The Care Bear Stare Down Game
What could be more fun than wrestling with an opposing Care Bear? A lot of kids thought this was a riot!
Brainstorm Board Game
You can’t get much more 80s than the old school board game, “Brainstorm.” I think there’s an episode about it on Netflix. The goal is to make your way across the maze and solve all four puzzles without being caught by the guard.
The Computer Warriors were these two robots who would duel, with the goal being to either capture your opponent’s castle or kill them.
Mad Scientist Lab Game
This was a game where you pretend to be Dr. Frankenstein and create your own monster from different body parts, but it didn’t take much imagination really because they were all labeled with their corresponding location on an anatomical chart! The creepiest part is that some of those pieces are REAL human organs like a lung or heart.
This toy was so gross that you could actually use the “edible goo” like glue and stick in onto pretend food items like toast, spaghetti or even ice cream sundaes. You then add one of the creepy crawlers like a cockroach, ant or even scorpion to your food and watch it crawl.
Created by Mattel in 1988, this line of toys was based on a Saturday morning cartoon series. The show featured androids that were created to fight the evil Mutants but they turn out to be more like your run-of-the-mill (read: lame) robots that looked too much like Transformers knockoffs.

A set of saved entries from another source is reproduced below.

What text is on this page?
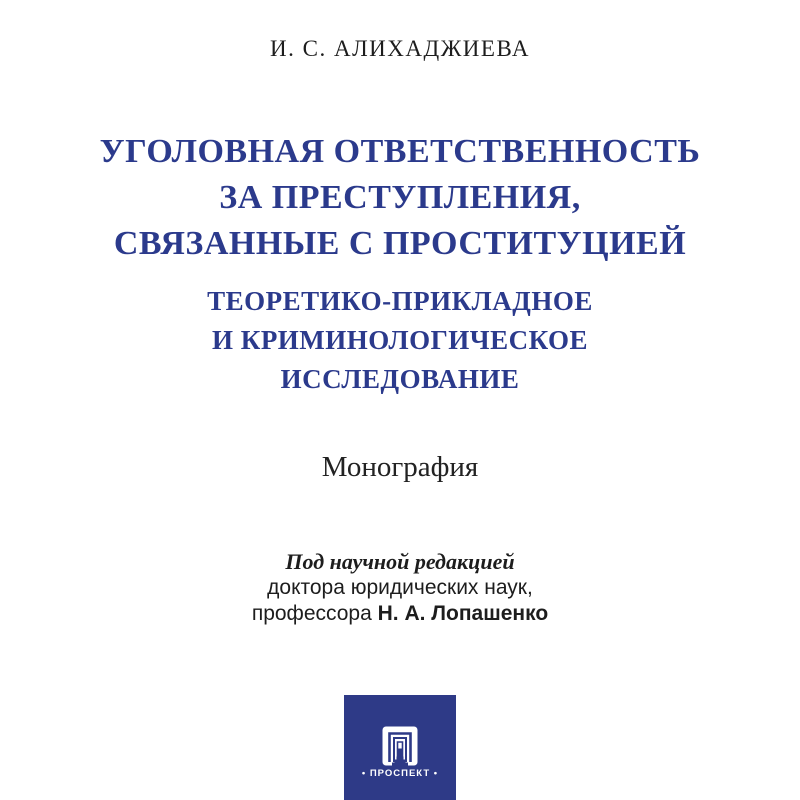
И. С. АЛИХАДЖИЕВА
УГОЛОВНАЯ ОТВЕТСТВЕННОСТЬ
ЗА ПРЕСТУПЛЕНИЯ,
СВЯЗАННЫЕ С ПРОСТИТУЦИЕЙ
ТЕОРЕТИКО-ПРИКЛАДНОЕ
И КРИМИНОЛОГИЧЕСКОЕ
ИССЛЕДОВАНИЕ
Монография
Под научной редакцией
доктора юридических наук,
профессора Н. А. Лопашенко
• ПРОСПЕКТ •
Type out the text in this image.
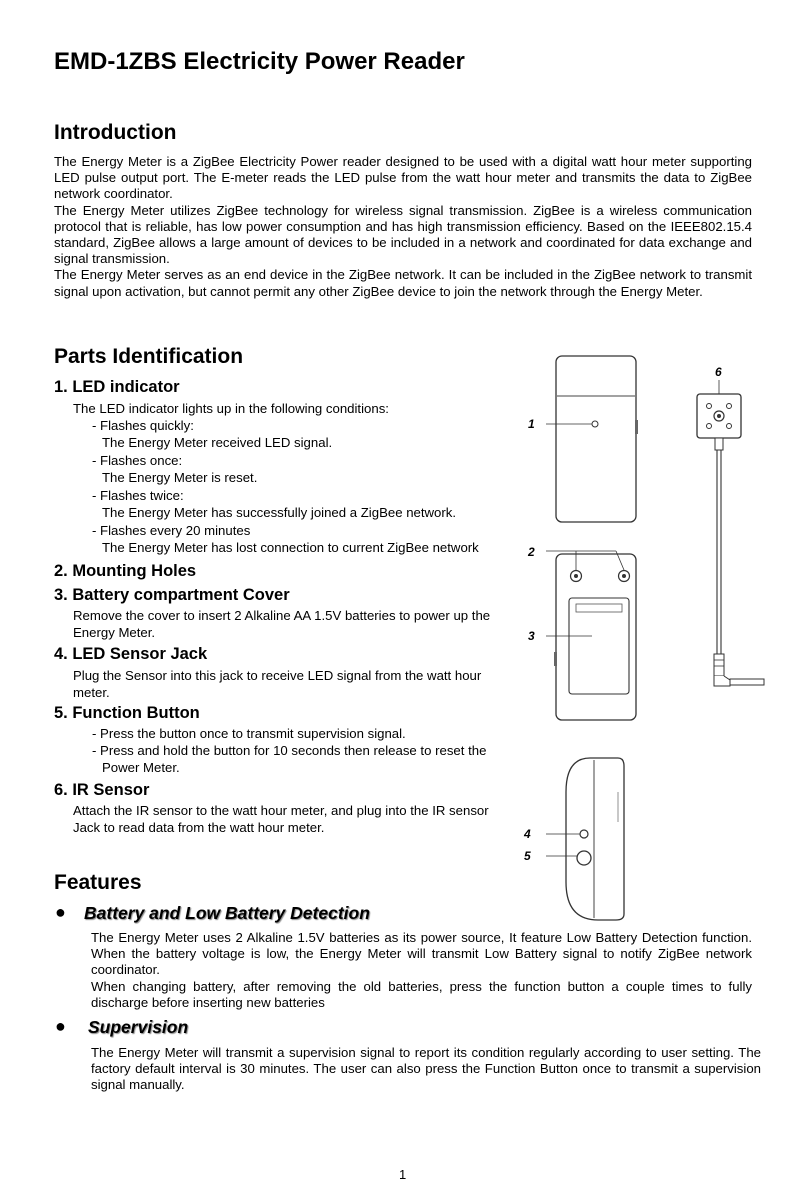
EMD-1ZBS Electricity Power Reader
Introduction

The Energy Meter is a ZigBee Electricity Power reader designed to be used with a digital watt hour meter supporting LED pulse output port. The E-meter reads the LED pulse from the watt hour meter and transmits the data to ZigBee network coordinator.

The Energy Meter utilizes ZigBee technology for wireless signal transmission. ZigBee is a wireless communication protocol that is reliable, has low power consumption and has high transmission efficiency. Based on the IEEE802.15.4 standard, ZigBee allows a large amount of devices to be included in a network and coordinated for data exchange and signal transmission.

The Energy Meter serves as an end device in the ZigBee network. It can be included in the ZigBee network to transmit signal upon activation, but cannot permit any other ZigBee device to join the network through the Energy Meter.

Parts Identification
1. LED indicator
The LED indicator lights up in the following conditions:
- Flashes quickly:
The Energy Meter received LED signal.
- Flashes once:
The Energy Meter is reset.
- Flashes twice:
The Energy Meter has successfully joined a ZigBee network.
- Flashes every 20 minutes
The Energy Meter has lost connection to current ZigBee network
2. Mounting Holes
3. Battery compartment Cover
Remove the cover to insert 2 Alkaline AA 1.5V batteries to power up the
Energy Meter.
4. LED Sensor Jack
Plug the Sensor into this jack to receive LED signal from the watt hour
meter.
5. Function Button
- Press the button once to transmit supervision signal.
- Press and hold the button for 10 seconds then release to reset the
Power Meter.
6. IR Sensor
Attach the IR sensor to the watt hour meter, and plug into the IR sensor
Jack to read data from the watt hour meter.
1
2
3
4
5
6
Features
● Battery and Low Battery Detection

The Energy Meter uses 2 Alkaline 1.5V batteries as its power source, It feature Low Battery Detection function. When the battery voltage is low, the Energy Meter will transmit Low Battery signal to notify ZigBee network coordinator.

When changing battery, after removing the old batteries, press the function button a couple times to fully discharge before inserting new batteries

● Supervision

The Energy Meter will transmit a supervision signal to report its condition regularly according to user setting. The factory default interval is 30 minutes. The user can also press the Function Button once to transmit a supervision signal manually.

1
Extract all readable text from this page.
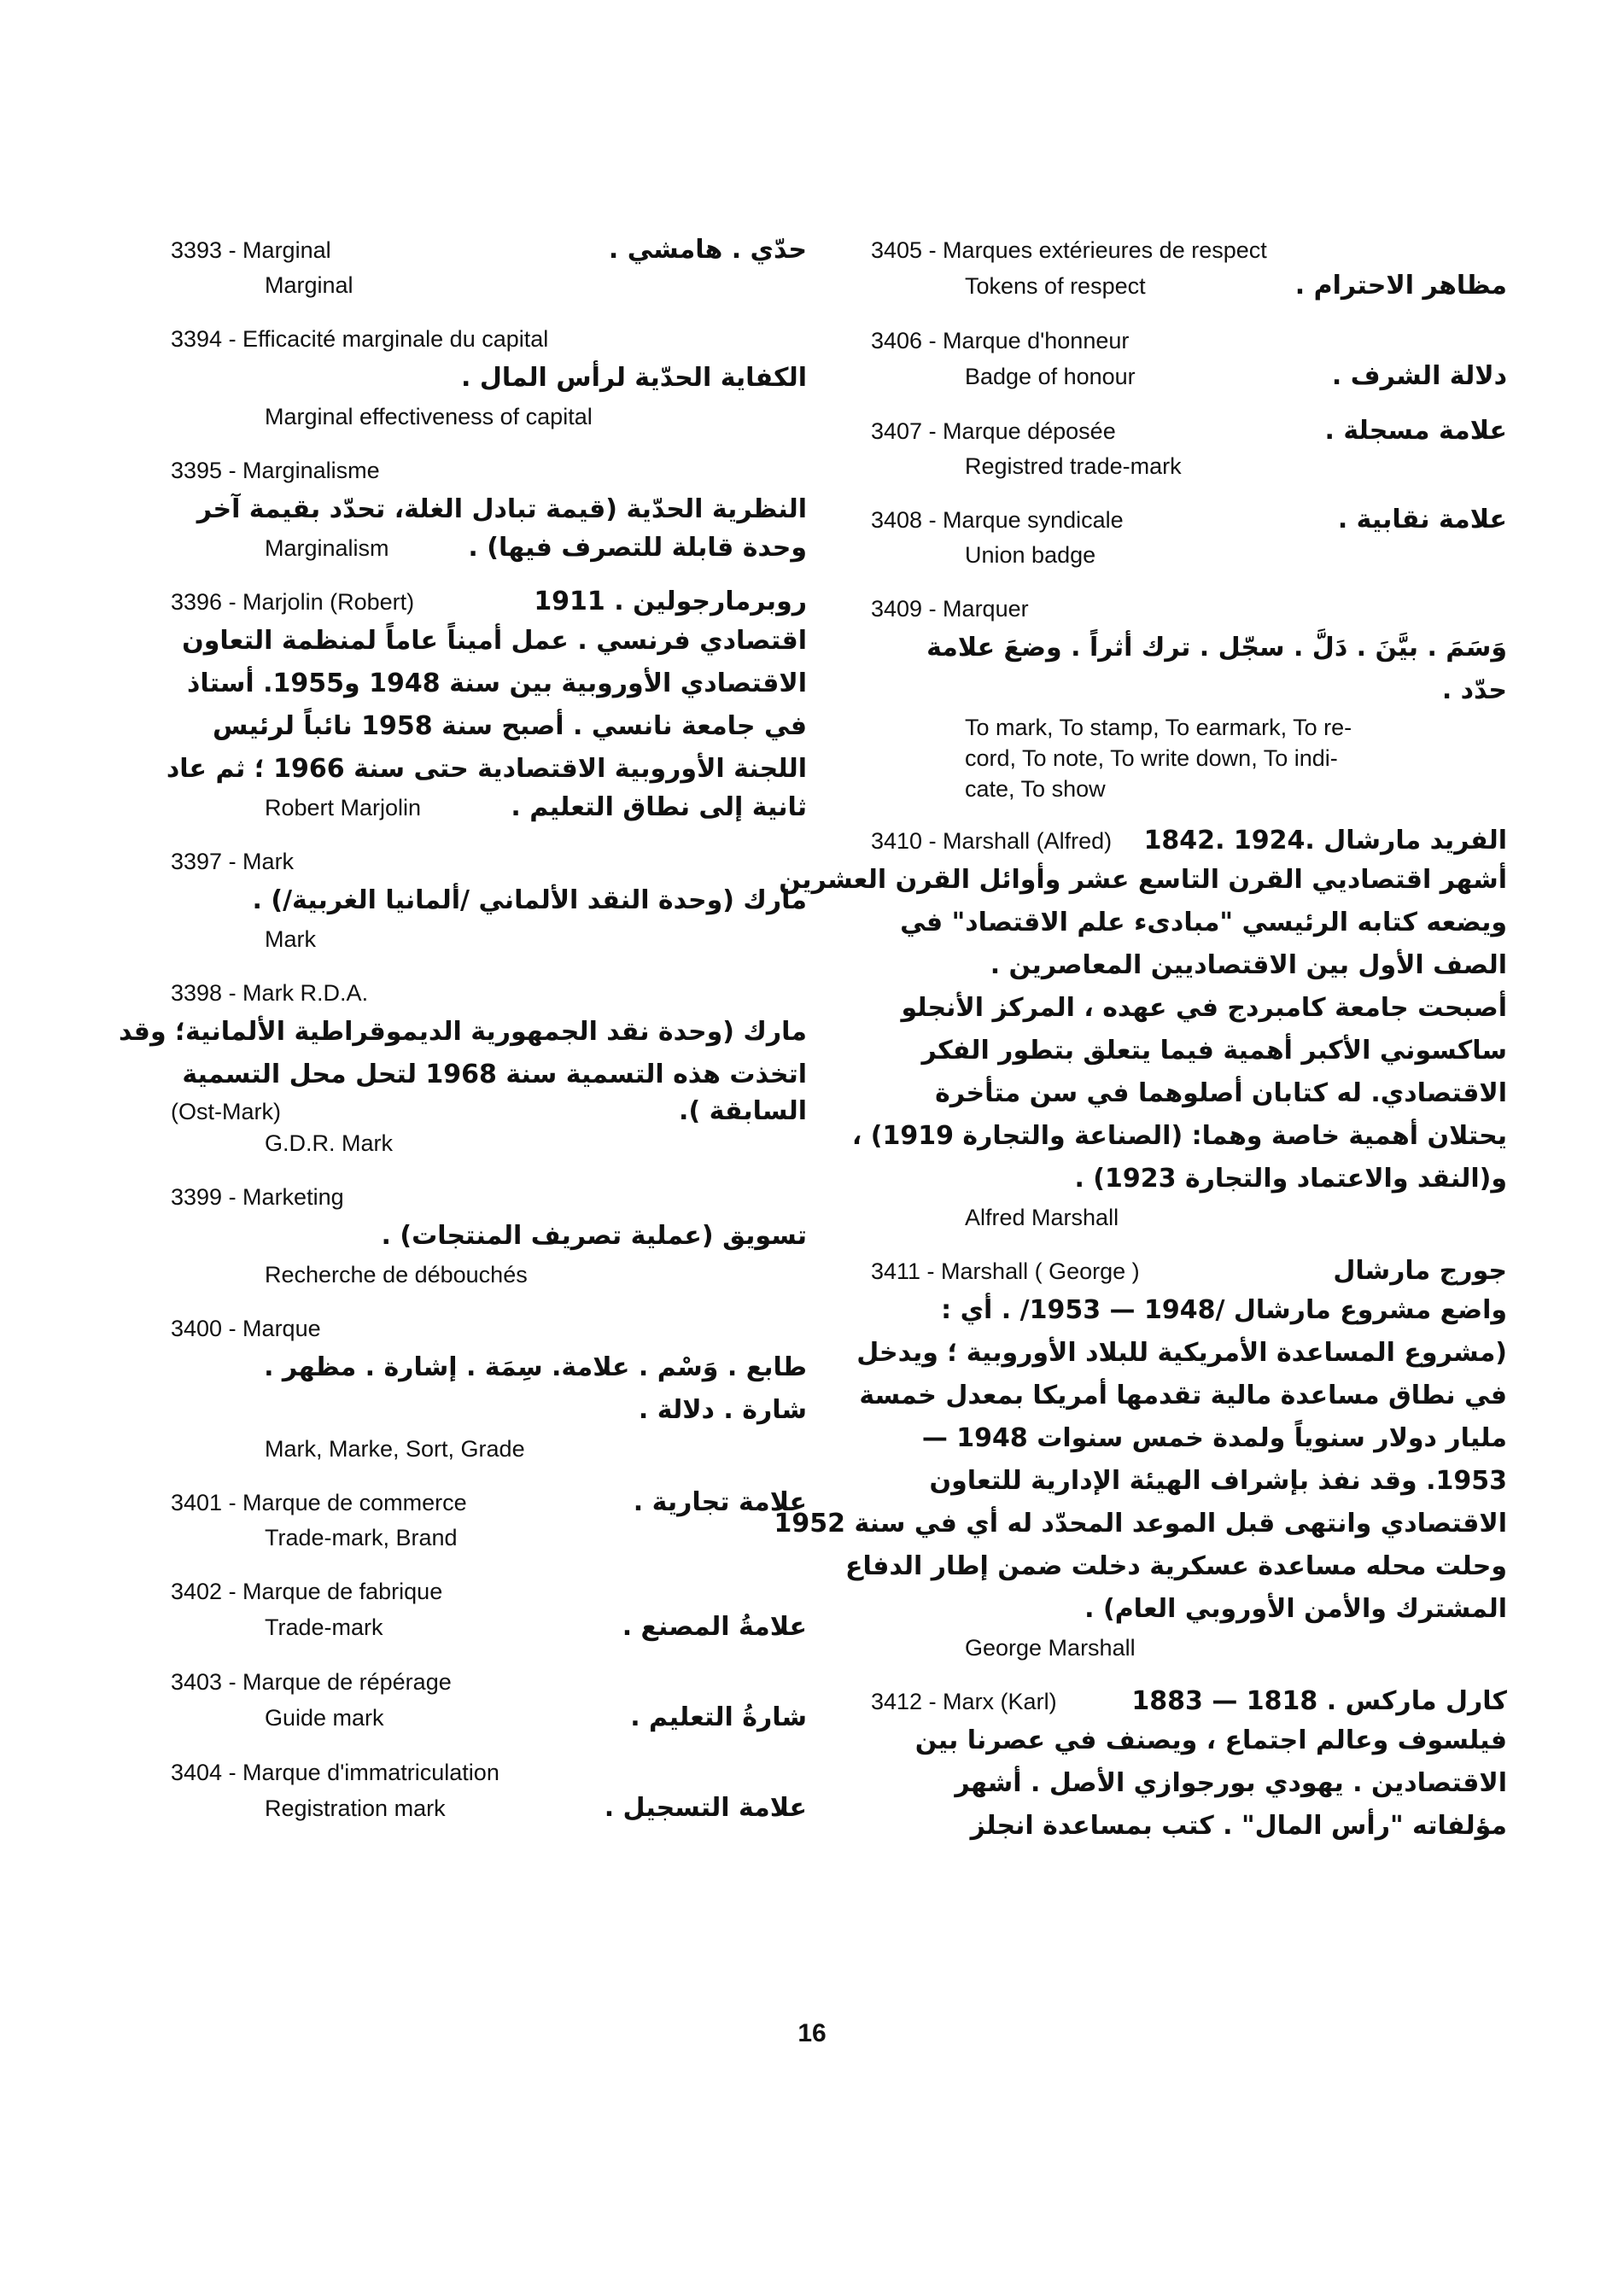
3393 - Marginal	حدّي . هامشي .
Marginal
3394 - Efficacité marginale du capital
الكفاية الحدّية لرأس المال .
Marginal effectiveness of capital
3395 - Marginalisme
النظرية الحدّية (قيمة تبادل الغلة، تحدّد بقيمة آخر
Marginalism	وحدة قابلة للتصرف فيها) .
3396 - Marjolin (Robert)	روبرمارجولين . 1911
اقتصادي فرنسي . عمل أميناً عاماً لمنظمة التعاون
الاقتصادي الأوروبية بين سنة 1948 و1955. أستاذ
في جامعة نانسي . أصبح سنة 1958 نائباً لرئيس
اللجنة الأوروبية الاقتصادية حتى سنة 1966 ؛ ثم عاد
Robert Marjolin	ثانية إلى نطاق التعليم .
3397 - Mark
مارك (وحدة النقد الألماني /ألمانيا الغربية/) .
Mark
3398 - Mark R.D.A.
مارك (وحدة نقد الجمهورية الديموقراطية الألمانية؛ وقد
اتخذت هذه التسمية سنة 1968 لتحل محل التسمية
(Ost-Mark)	السابقة ).
G.D.R. Mark
3399 - Marketing
تسويق (عملية تصريف المنتجات) .
Recherche de débouchés
3400 - Marque
طابع . وَسْم . علامة. سِمَة . إشارة . مظهر .
شارة . دلالة .
Mark, Marke, Sort, Grade
3401 - Marque de commerce	علامة تجارية .
Trade-mark, Brand
3402 - Marque de fabrique
Trade-mark	علامةُ المصنع .
3403 - Marque de répérage
Guide mark	شارةُ التعليم .
3404 - Marque d'immatriculation
Registration mark	علامة التسجيل .
3405 - Marques extérieures de respect
Tokens of respect	مظاهر الاحترام .
3406 - Marque d'honneur
Badge of honour	دلالة الشرف .
3407 - Marque déposée	علامة مسجلة .
Registred trade-mark
3408 - Marque syndicale	علامة نقابية .
Union badge
3409 - Marquer
وَسَمَ . بيَّنَ . دَلَّ . سجّل . ترك أثراً . وضعَ علامة
حدّد .
To mark, To stamp, To earmark, To re-
cord, To note, To write down, To indi-
cate, To show
3410 - Marshall (Alfred) الفريد مارشال .1924 .1842
أشهر اقتصاديي القرن التاسع عشر وأوائل القرن العشرين
ويضعه كتابه الرئيسي "مبادىء علم الاقتصاد" في
الصف الأول بين الاقتصاديين المعاصرين .
أصبحت جامعة كامبردج في عهده ، المركز الأنجلو
ساكسوني الأكبر أهمية فيما يتعلق بتطور الفكر
الاقتصادي. له كتابان أصلوهما في سن متأخرة
يحتلان أهمية خاصة وهما: (الصناعة والتجارة 1919) ،
و(النقد والاعتماد والتجارة 1923) .
Alfred Marshall
3411 - Marshall ( George )	جورج مارشال
واضع مشروع مارشال /1948 — 1953/ . أي :
(مشروع المساعدة الأمريكية للبلاد الأوروبية ؛ ويدخل
في نطاق مساعدة مالية تقدمها أمريكا بمعدل خمسة
مليار دولار سنوياً ولمدة خمس سنوات 1948 —
1953. وقد نفذ بإشراف الهيئة الإدارية للتعاون
الاقتصادي وانتهى قبل الموعد المحدّد له أي في سنة 1952
وحلت محله مساعدة عسكرية دخلت ضمن إطار الدفاع
المشترك والأمن الأوروبي العام) .
George Marshall
3412 - Marx (Karl)	كارل ماركس . 1818 — 1883
فيلسوف وعالم اجتماع ، ويصنف في عصرنا بين
الاقتصادين . يهودي بورجوازي الأصل . أشهر
مؤلفاته "رأس المال" . كتب بمساعدة انجلز
16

Originally released in 1985, this line of toys was a spinoff from the original GoBots toyline. The Rock Lords were made out of rocks and crystals so they could “transform” themselves into vehicles like cars, jets or boats just by changing their shape.
Army Ants Toy
Sold by Tomy in 1986, this toyline was based on the movie with the same name. The idea behind it is that you could buy an ant and then use other materials like dirt or sand to create a battlefield for them to fight.
The Super Naturals line of toys was released in 1987, and at first you’d think the show would be about vampires but it’s actually more like a spinoff from He-Man.
He-Man and Skeletor were replaced by good (but green) natures which came alive when they drank water with special “juice” inside.
The Boglins were a line of strange-looking dolls that came out in 1986, and they appear to be hand puppets with weird faces. They had their own village called Boglinville, where the children could play games (including “Boggy” for soccer).
Think plastic, rubbery Shrek.
Released in 1986, Blackstar’s job was to “protect the galaxy” and they came with a sticker book so that kids could help them.
The toy line called Bug off! debuted in 1988 and allowed children to play an insect version of capture the flag. It also included bug cards which acted as something like baseball
Released in 1986, the Wuzzles were different types of animals that could switch between two forms.
Released in 1983, Stretch Serpent was a long green arm that could pull objects to it like a snake. If you thought Stretch Armstrong was odd, well, then the Stretch Serpent is a whole new level.